La imagen de Nuestra Señora del Pino, aunque se
trata de una talla completa o de bulto redondo, era revestida desde el siglo
XVI. Ya en 1558 se menciona la existencia de una camisa de seda verde labrada
de pinos, ajuar que irá aumentando gracias a las donaciones de sus feligreses.
Tal fue el gusto por venerar a la imagen con sus ropas, que se la ha llegado a
dotar de artificios tales como una peana de madera con la que disimular su
pequeña estatura y, de esta manera poder elevar su tamaño, así como de unas
manos postizas que suplen a las originales, ocultas bajo los pesados ropajes. De
esta forma fue gestándose el ritual de vestir a la imagen del Pino, una
ceremonia que desde muy antiguo se convirtió en un acto íntimo y reservado a
unos pocos privilegiados, al imponerse la obligación de cambiarle sus vestidos
fuera de la vista indiscreta de los devotos. Nos referimos al mandato del
obispo Ruiz Simón, quien el 20 de mayo de 1707, limitó al cura de la parroquia,
a la camarera y al sacristán, el número de personas que podían estar presentes
en el momento de mudar el atuendo a la imagen. Esta costumbre que aún se
mantiene vigente, también se vio favorecida con la construcción en 1615, a
instancias del prelado Antonio Corrionero, de un nicho o camarín con el que
procurar a la efigie un espacio retirado.

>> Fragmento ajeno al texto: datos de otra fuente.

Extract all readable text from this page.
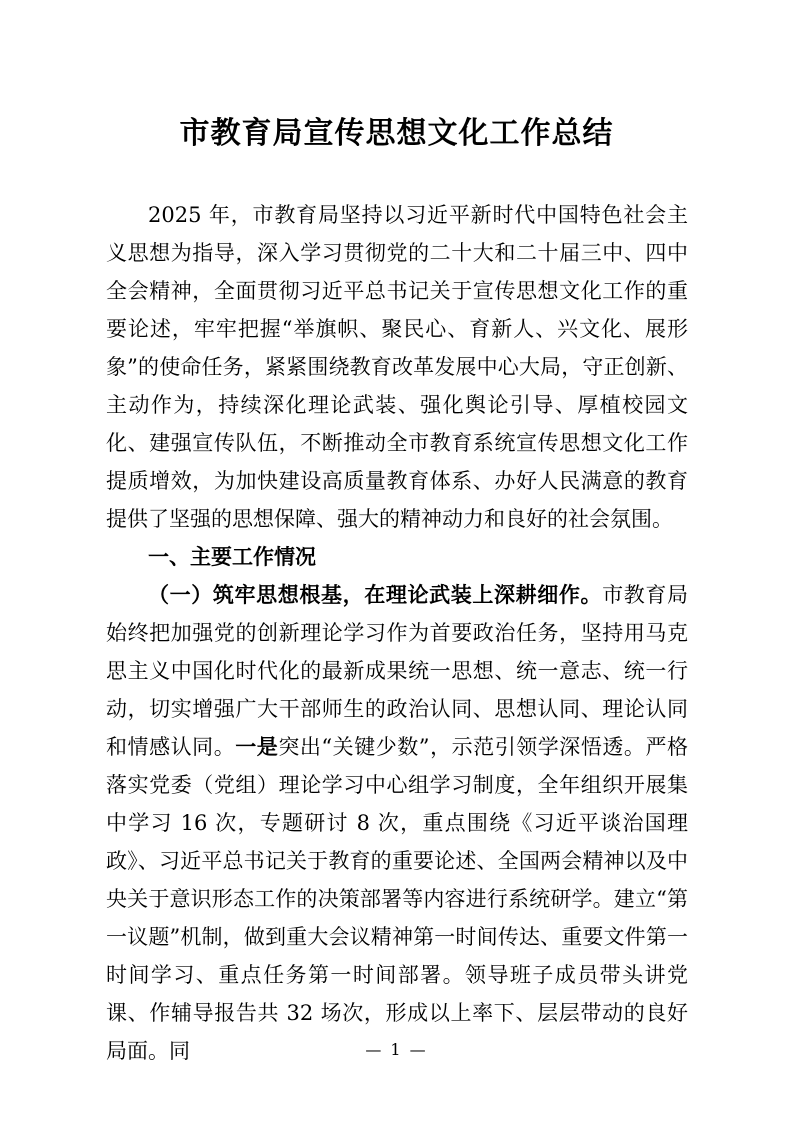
市教育局宣传思想文化工作总结

2025 年，市教育局坚持以习近平新时代中国特色社会主义思想为指导，深入学习贯彻党的二十大和二十届三中、四中全会精神，全面贯彻习近平总书记关于宣传思想文化工作的重要论述，牢牢把握“举旗帜、聚民心、育新人、兴文化、展形象”的使命任务，紧紧围绕教育改革发展中心大局，守正创新、主动作为，持续深化理论武装、强化舆论引导、厚植校园文化、建强宣传队伍，不断推动全市教育系统宣传思想文化工作提质增效，为加快建设高质量教育体系、办好人民满意的教育提供了坚强的思想保障、强大的精神动力和良好的社会氛围。

一、主要工作情况

（一）筑牢思想根基，在理论武装上深耕细作。市教育局始终把加强党的创新理论学习作为首要政治任务，坚持用马克思主义中国化时代化的最新成果统一思想、统一意志、统一行动，切实增强广大干部师生的政治认同、思想认同、理论认同和情感认同。一是突出“关键少数”，示范引领学深悟透。严格落实党委（党组）理论学习中心组学习制度，全年组织开展集中学习 16 次，专题研讨 8 次，重点围绕《习近平谈治国理政》、习近平总书记关于教育的重要论述、全国两会精神以及中央关于意识形态工作的决策部署等内容进行系统研学。建立“第一议题”机制，做到重大会议精神第一时间传达、重要文件第一时间学习、重点任务第一时间部署。领导班子成员带头讲党课、作辅导报告共 32 场次，形成以上率下、层层带动的良好局面。同	— 1 —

Y también con la institucionalización
del oficio de camarera, cargo honorífico reservado a las damas de la alta
sociedad de Gran Canaria, pero que en sus primeros momentos fue copado por la
familia Pérez de Villanueva, en quienes recayó el patronato de la capilla mayor
de la parroquia de Teror.
No obstante, si bien fueron las mismas autoridades
eclesiásticas quienes promocionaron y promovieron este tipo de prácticas, no es
menos cierto que en algunos casos también las veían con cierto recelo, razón
por la cual intentaron limitarlas. Así, durante el siglo XVII, obispos como
Francisco Martínez de Ceniceros o Cristóbal de la Cámara y Murga, censuraron la
costumbre de vestir imágenes y ponerles ropa «sin necesidad y, lo que es peor,
vestirlas profanamente como si fueran mujeres», llegando a prohibir que las
imágenes de bulto redondo fuesen vestidas. Precisamente, entre los milagros y
portentos atribuidos a la imagen del Pino, se citan varios episodios en los que
ciertos obispos ―cuyos nombres se silencian― ordenaron despojar de sus ropas y
alhajas a la Patrona. Asimismo, durante la visita a la parroquia de Teror del arcediano
don Juan de Salvago ―durante los meses junio y julio del año 1574― se prohibió
vestir a la imagen con prendas que ya hubiesen sido usadas por alguna vecina
del lugar. Posteriormente, la llegada de las ideas ilustradas supuso un nuevo intento
―baldío― por imponer un cambio en la mentalidad y estética barroca,
concretamente con la mentada costumbre de revestir a las imágenes de devoción. Es
precisamente en este contexto cuando surgen los primeros retratos y grabados en
los que se muestra a la Patrona de Gran Canaria en el árbol de la aparición, desposeída
de sus vestidos, joyas y atavíos. Todo, al objeto de desterrar una tradición
que ya empezaba ser muy mal vista por ciertos sectores de la nobleza e Iglesia
isleña. Sea como fuere, la añeja costumbre de engalanar a la imagen del Pino
siempre siguió presente. Incluso, entre los milagros y prodigios ―arriba
citados― que se atribuyen a esta entrañable imagen, se cuentan ciertas
historias en las que la misma Patrona mostró con todo tipo de señales y
portentos, su disgusto ante los intentos de mostrarla ante sus fieles devotos
sin sus ricos vestidos. Nos referimos al relato que Leonor de Ortega transmitió
a su yerno Blas de Quintana Miguel, sobre el episodio del obispo ―cuyo nombre
se omite― que tras ver a la Patrona sin sus vestidos ordenó que de allí en
adelante se venerase «desnuda» y que éstos se vendiesen, mandato que finalmente
no pudo llevarse a efecto, pues «fue tal y tan grande la tormenta y tempestad de
truenos, relámpagos y agua, que creyeron se hundiera el lugar» de manera que
haciendo reparo si sería por lo hecho, acudieron a vestirla, momento en el cual
cesó la tormenta. Suceso parecido fue el narrado por fray Diego Henríquez en
1714, si bien en esta ocasión la orden del prelado dio lugar a un cambio en el
semblante de la imagen, pues «hallaron el alegre resplandor de aquel rostro
celestial tan convertido en opaco y melancólico, que no podían sin mucha pena
mirarla» razón por cual sus fieles devotos volvieron a vestirla, desoyendo el mandato
del obispo.
Esta fotografía, tomada hacia 1922 por Teodoro Maisch,
a instancias del obispo don Ángel Marquina Corrales, estuvo precedida de un
intento de despojar a la imagen del Pino de sus mantos y trajes. El suceso,
como ocurriera siglos atrás, fue rechazado duramente por el vecindario de Teror
y los devotos de la Patrona, habituados a venerarla con sus alhajas y postizos.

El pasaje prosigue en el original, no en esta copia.